To test the antimicrobial capacity of 3D chitosan-GA complexes against Gram-negative and Gram-positive bacteria, seven days-dried HL-3D chitosan-GA complexes were mixed with E. coli (G–) and S. aureus (G+) cultures that were selected as the model strains. The effect of two different concentrations (0.5 and 1.0 mg/mL) of HL-3D chitosan-GA against the two bacterial strains is displayed in Figure 8 in comparison with that of 3D chitosan and GA alone.

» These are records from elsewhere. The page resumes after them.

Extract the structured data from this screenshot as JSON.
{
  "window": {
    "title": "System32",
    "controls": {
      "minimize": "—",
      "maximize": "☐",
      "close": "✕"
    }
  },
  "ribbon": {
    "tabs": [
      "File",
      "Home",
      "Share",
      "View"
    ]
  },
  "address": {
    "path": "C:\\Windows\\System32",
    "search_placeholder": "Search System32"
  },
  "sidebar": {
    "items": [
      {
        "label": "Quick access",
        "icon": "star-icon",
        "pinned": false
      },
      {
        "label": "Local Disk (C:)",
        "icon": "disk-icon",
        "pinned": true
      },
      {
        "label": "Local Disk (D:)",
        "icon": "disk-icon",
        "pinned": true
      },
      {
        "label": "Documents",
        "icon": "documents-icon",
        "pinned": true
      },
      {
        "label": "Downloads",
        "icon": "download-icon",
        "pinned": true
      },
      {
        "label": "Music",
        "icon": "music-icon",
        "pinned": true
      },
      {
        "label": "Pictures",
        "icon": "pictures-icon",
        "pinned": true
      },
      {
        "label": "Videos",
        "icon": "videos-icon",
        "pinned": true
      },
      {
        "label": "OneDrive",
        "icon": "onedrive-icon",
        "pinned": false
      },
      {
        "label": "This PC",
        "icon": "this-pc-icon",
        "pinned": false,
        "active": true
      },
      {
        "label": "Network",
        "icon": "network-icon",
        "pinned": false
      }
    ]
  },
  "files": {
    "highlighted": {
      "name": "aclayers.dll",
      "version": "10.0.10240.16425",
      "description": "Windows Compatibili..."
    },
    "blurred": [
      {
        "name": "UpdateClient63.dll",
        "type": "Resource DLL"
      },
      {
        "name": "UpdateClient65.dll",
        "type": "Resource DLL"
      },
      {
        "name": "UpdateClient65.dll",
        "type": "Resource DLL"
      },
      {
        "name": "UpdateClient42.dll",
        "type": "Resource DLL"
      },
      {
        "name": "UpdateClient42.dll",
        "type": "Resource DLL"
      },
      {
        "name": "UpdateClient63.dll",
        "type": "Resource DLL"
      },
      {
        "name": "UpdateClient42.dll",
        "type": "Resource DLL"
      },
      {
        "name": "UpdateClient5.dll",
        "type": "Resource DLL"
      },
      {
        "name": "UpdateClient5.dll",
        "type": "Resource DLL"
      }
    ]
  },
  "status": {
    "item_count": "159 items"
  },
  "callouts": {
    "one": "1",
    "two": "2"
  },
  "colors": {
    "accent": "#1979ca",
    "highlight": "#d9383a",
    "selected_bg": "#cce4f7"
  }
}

GA, rather than the chitosan, inhibited the bacteria growth both at 1.0 and 0.5 mg/mL. 3D chitosan–GA complexes demonstrated significantly higher antimicrobial capacity, with an inhibition percentage of around 83% (p < 0.001 for E. coli, p < 0.0001 for S. aureus) (Figure 8, bars B and C), than 3D chitosan alone (Figure 8, bars D), regardless of the bacterial strain and concentration used, indicating that the adsorption of GA effectively increases the antimicrobial activity of 3D chitosan. Borges et al. (2013) [49] reported that ferulic acid and gallic acid led to irreversible changes in membrane properties (charge, intra and extracellular permeability, and physicochemical properties) through hydrophobicity changes, decrease in negative surface charge, and occurrence of local rupture or pore formation in the cell membranes with consequent leakage of essential intracellular constituents.

4. Conclusions

In the present study, we have reported the preparation of non-covalent 3D chitosan–GA complexes using a simple, sustainable, and eco-friendly adsorption procedure. The successful incorporation of GA into the 3D chitosan structure was confirmed by FTIR, NMR, and compression tests. Loading and releasing studies performed at various pH indicated 4.0 and 6.0 as the optimal loading and releasing pH, respectively. Up to 2015 mmol GA/kg were incorporated when 3D chitosan was incubated with 23.5 mM GA at pH 4.0. More importantly, we confirmed that the 3D chitosan-adsorbed GA retains its antioxidant and antimicrobial activities, as demonstrated by DPPH and inhibitory assays on selected Gram + and Gram – bacteria strains. Considering the benefits offered by the incorporation of actives into chitosan matrixes (i.e., chemical protection and prolonged release), we believe that the approach proposed here may find proficuous application in the food industry, as well as in the nutraceutical, pharmaceutical and cosmeceutical fields.